Genre 3: The Milk Chocolate DUD – Below average looking, embraces the bhangra culture, his friends think he’s a dork and often pretend not to know who he is on the streets. Likes to talk a lot – and believes that people are laughing WITH him when in fact…they are laughing AT him (a lot). Will find a girl that is also below average looking that will marry him knowing he’s a DUD… for his money. She, too, may pretend to not know him on the streets.
Genre 4: The Rocker – Not a coconut at all, he REALLY doesn’t know that he’s Indian. He will usually be an artist of some sort… a musician, a painter… something very unconventional. When asked what their son does, his parents will blatantly lie and say he’s an engineer. This guy likes to frequent raves, mosh pits, and has no idea what bhangra is He will end up with a white girl for sure. Not a pretty one…she will have dyed her hair many colors to make a political statement.

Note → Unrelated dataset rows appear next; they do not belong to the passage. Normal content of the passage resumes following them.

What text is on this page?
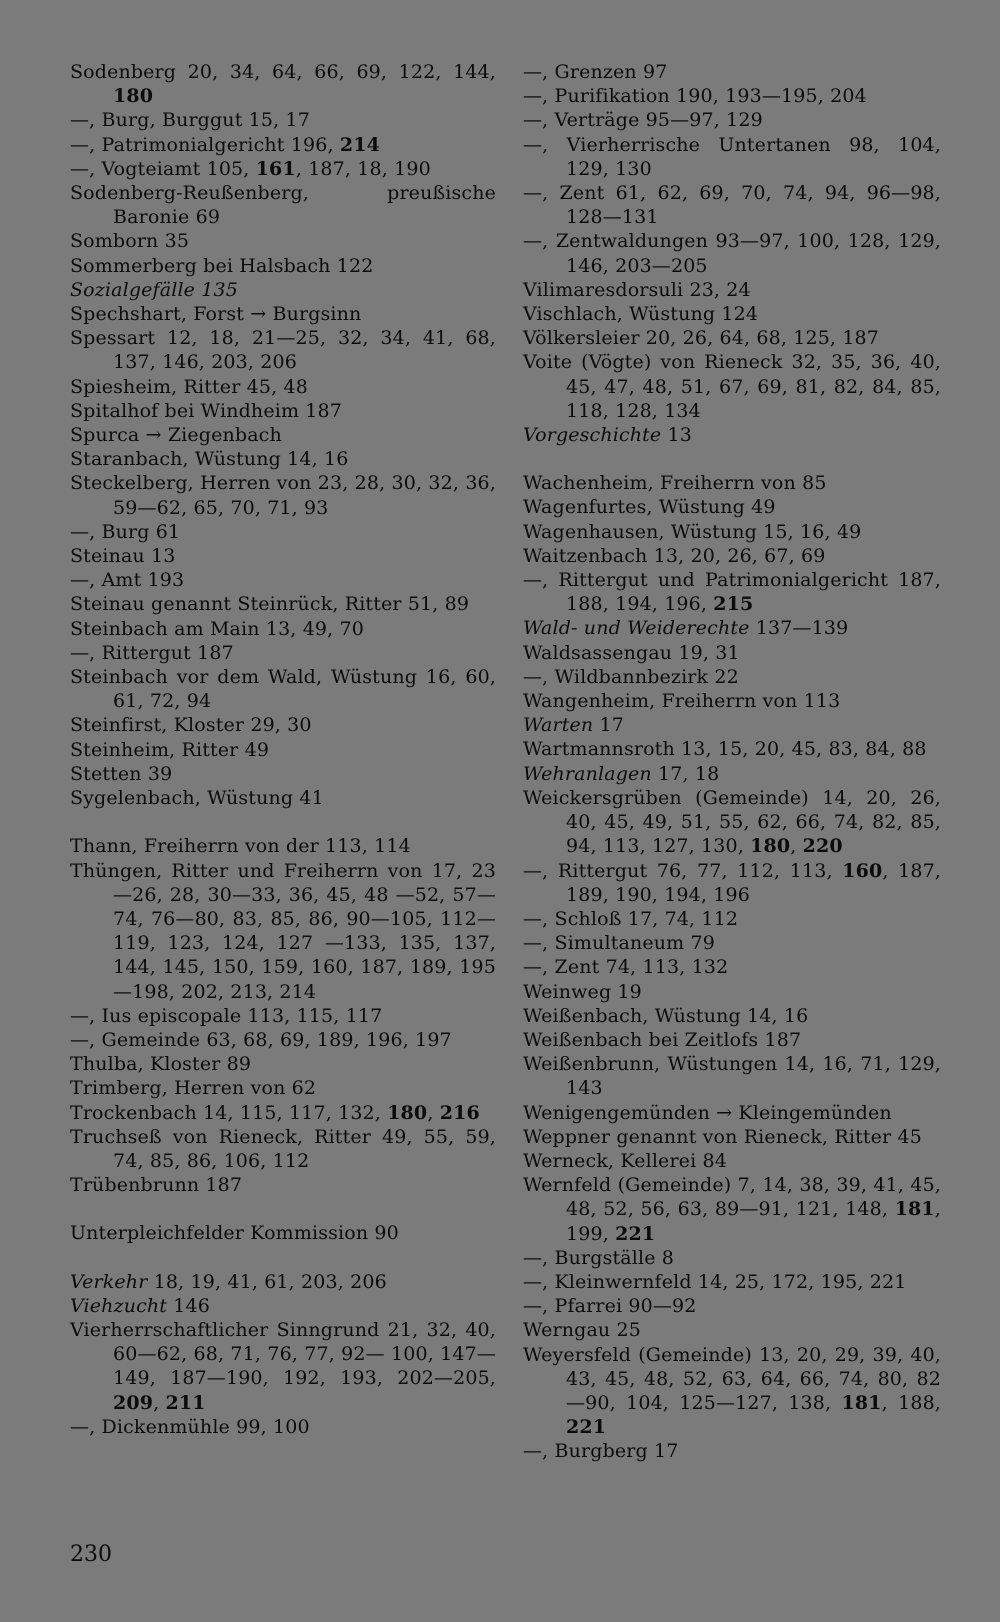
Sodenberg 20, 34, 64, 66, 69, 122, 144, 180
—, Burg, Burggut 15, 17
—, Patrimonialgericht 196, 214
—, Vogteiamt 105, 161, 187, 18, 190
Sodenberg-Reußenberg, preußische Baronie 69
Somborn 35
Sommerberg bei Halsbach 122
Sozialgefälle 135
Spechshart, Forst → Burgsinn
Spessart 12, 18, 21—25, 32, 34, 41, 68, 137, 146, 203, 206
Spiesheim, Ritter 45, 48
Spitalhof bei Windheim 187
Spurca → Ziegenbach
Staranbach, Wüstung 14, 16
Steckelberg, Herren von 23, 28, 30, 32, 36, 59—62, 65, 70, 71, 93
—, Burg 61
Steinau 13
—, Amt 193
Steinau genannt Steinrück, Ritter 51, 89
Steinbach am Main 13, 49, 70
—, Rittergut 187
Steinbach vor dem Wald, Wüstung 16, 60, 61, 72, 94
Steinfirst, Kloster 29, 30
Steinheim, Ritter 49
Stetten 39
Sygelenbach, Wüstung 41
Thann, Freiherrn von der 113, 114
Thüngen, Ritter und Freiherrn von 17, 23—26, 28, 30—33, 36, 45, 48 —52, 57—74, 76—80, 83, 85, 86, 90—105, 112—119, 123, 124, 127 —133, 135, 137, 144, 145, 150, 159, 160, 187, 189, 195—198, 202, 213, 214
—, Ius episcopale 113, 115, 117
—, Gemeinde 63, 68, 69, 189, 196, 197
Thulba, Kloster 89
Trimberg, Herren von 62
Trockenbach 14, 115, 117, 132, 180, 216
Truchseß von Rieneck, Ritter 49, 55, 59, 74, 85, 86, 106, 112
Trübenbrunn 187
Unterpleichfelder Kommission 90
Verkehr 18, 19, 41, 61, 203, 206
Viehzucht 146
Vierherrschaftlicher Sinngrund 21, 32, 40, 60—62, 68, 71, 76, 77, 92— 100, 147—149, 187—190, 192, 193, 202—205, 209, 211
—, Dickenmühle 99, 100
—, Grenzen 97
—, Purifikation 190, 193—195, 204
—, Verträge 95—97, 129
—, Vierherrische Untertanen 98, 104, 129, 130
—, Zent 61, 62, 69, 70, 74, 94, 96—98, 128—131
—, Zentwaldungen 93—97, 100, 128, 129, 146, 203—205
Vilimaresdorsuli 23, 24
Vischlach, Wüstung 124
Völkersleier 20, 26, 64, 68, 125, 187
Voite (Vögte) von Rieneck 32, 35, 36, 40, 45, 47, 48, 51, 67, 69, 81, 82, 84, 85, 118, 128, 134
Vorgeschichte 13
Wachenheim, Freiherrn von 85
Wagenfurtes, Wüstung 49
Wagenhausen, Wüstung 15, 16, 49
Waitzenbach 13, 20, 26, 67, 69
—, Rittergut und Patrimonialgericht 187, 188, 194, 196, 215
Wald- und Weiderechte 137—139
Waldsassengau 19, 31
—, Wildbannbezirk 22
Wangenheim, Freiherrn von 113
Warten 17
Wartmannsroth 13, 15, 20, 45, 83, 84, 88
Wehranlagen 17, 18
Weickersgrüben (Gemeinde) 14, 20, 26, 40, 45, 49, 51, 55, 62, 66, 74, 82, 85, 94, 113, 127, 130, 180, 220
—, Rittergut 76, 77, 112, 113, 160, 187, 189, 190, 194, 196
—, Schloß 17, 74, 112
—, Simultaneum 79
—, Zent 74, 113, 132
Weinweg 19
Weißenbach, Wüstung 14, 16
Weißenbach bei Zeitlofs 187
Weißenbrunn, Wüstungen 14, 16, 71, 129, 143
Wenigengemünden → Kleingemünden
Weppner genannt von Rieneck, Ritter 45
Werneck, Kellerei 84
Wernfeld (Gemeinde) 7, 14, 38, 39, 41, 45, 48, 52, 56, 63, 89—91, 121, 148, 181, 199, 221
—, Burgställe 8
—, Kleinwernfeld 14, 25, 172, 195, 221
—, Pfarrei 90—92
Werngau 25
Weyersfeld (Gemeinde) 13, 20, 29, 39, 40, 43, 45, 48, 52, 63, 64, 66, 74, 80, 82—90, 104, 125—127, 138, 181, 188, 221
—, Burgberg 17
230
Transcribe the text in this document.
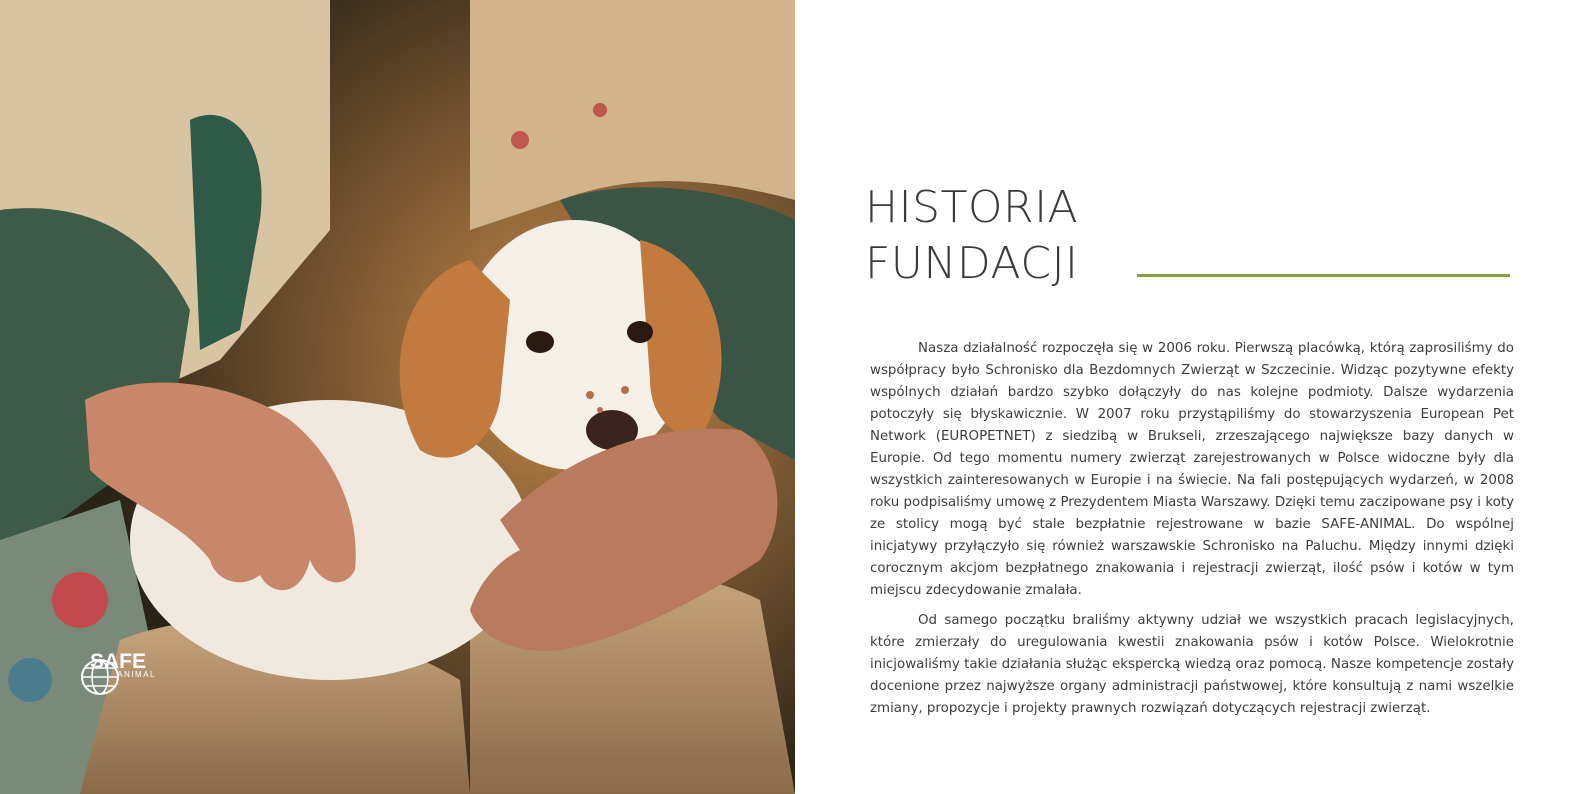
SAFE
ANIMAL
HISTORIA
FUNDACJI

Nasza działalność rozpoczęła się w 2006 roku. Pierwszą placówką, którą zaprosiliśmy do współpracy było Schronisko dla Bezdomnych Zwierząt w Szczecinie. Widząc pozytywne efekty wspólnych działań bardzo szybko dołączyły do nas kolejne podmioty. Dalsze wydarzenia potoczyły się błyskawicznie. W 2007 roku przystąpiliśmy do stowarzyszenia European Pet Network (EUROPETNET) z siedzibą w Brukseli, zrzeszającego największe bazy danych w Europie. Od tego momentu numery zwierząt zarejestrowanych w Polsce widoczne były dla wszystkich zainteresowanych w Europie i na świecie. Na fali postępujących wydarzeń, w 2008 roku podpisaliśmy umowę z Prezydentem Miasta Warszawy. Dzięki temu zaczipowane psy i koty ze stolicy mogą być stale bezpłatnie rejestrowane w bazie SAFE-ANIMAL. Do wspólnej inicjatywy przyłączyło się również warszawskie Schronisko na Paluchu. Między innymi dzięki corocznym akcjom bezpłatnego znakowania i rejestracji zwierząt, ilość psów i kotów w tym miejscu zdecydowanie zmalała.

Od samego początku braliśmy aktywny udział we wszystkich pracach legislacyjnych, które zmierzały do uregulowania kwestii znakowania psów i kotów Polsce. Wielokrotnie inicjowaliśmy takie działania służąc ekspercką wiedzą oraz pomocą. Nasze kompetencje zostały docenione przez najwyższe organy administracji państwowej, które konsultują z nami wszelkie zmiany, propozycje i projekty prawnych rozwiązań dotyczących rejestracji zwierząt.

Genre 5: The arrogance – This guy really thinks he's al that and a bag of potato chips. He’s above average looking and has created a very busy life for himself. He chooses a really hectic job that requires a lot of overtime. He dresses well with Armani everything. A great bhangra man He deems himself quite a player with the ladies but upon reflection… who is really playing who? Nice face but… that mouth is so overbearingly, arrogance He’ll date anything with a short skirt on a short term basis. Chances are, he’ll continue this lifestyle into his mid-30s thinking he’s got some game. Eventually, though, he will go to India, find a bride (claiming life transformation) and turn into genre 1.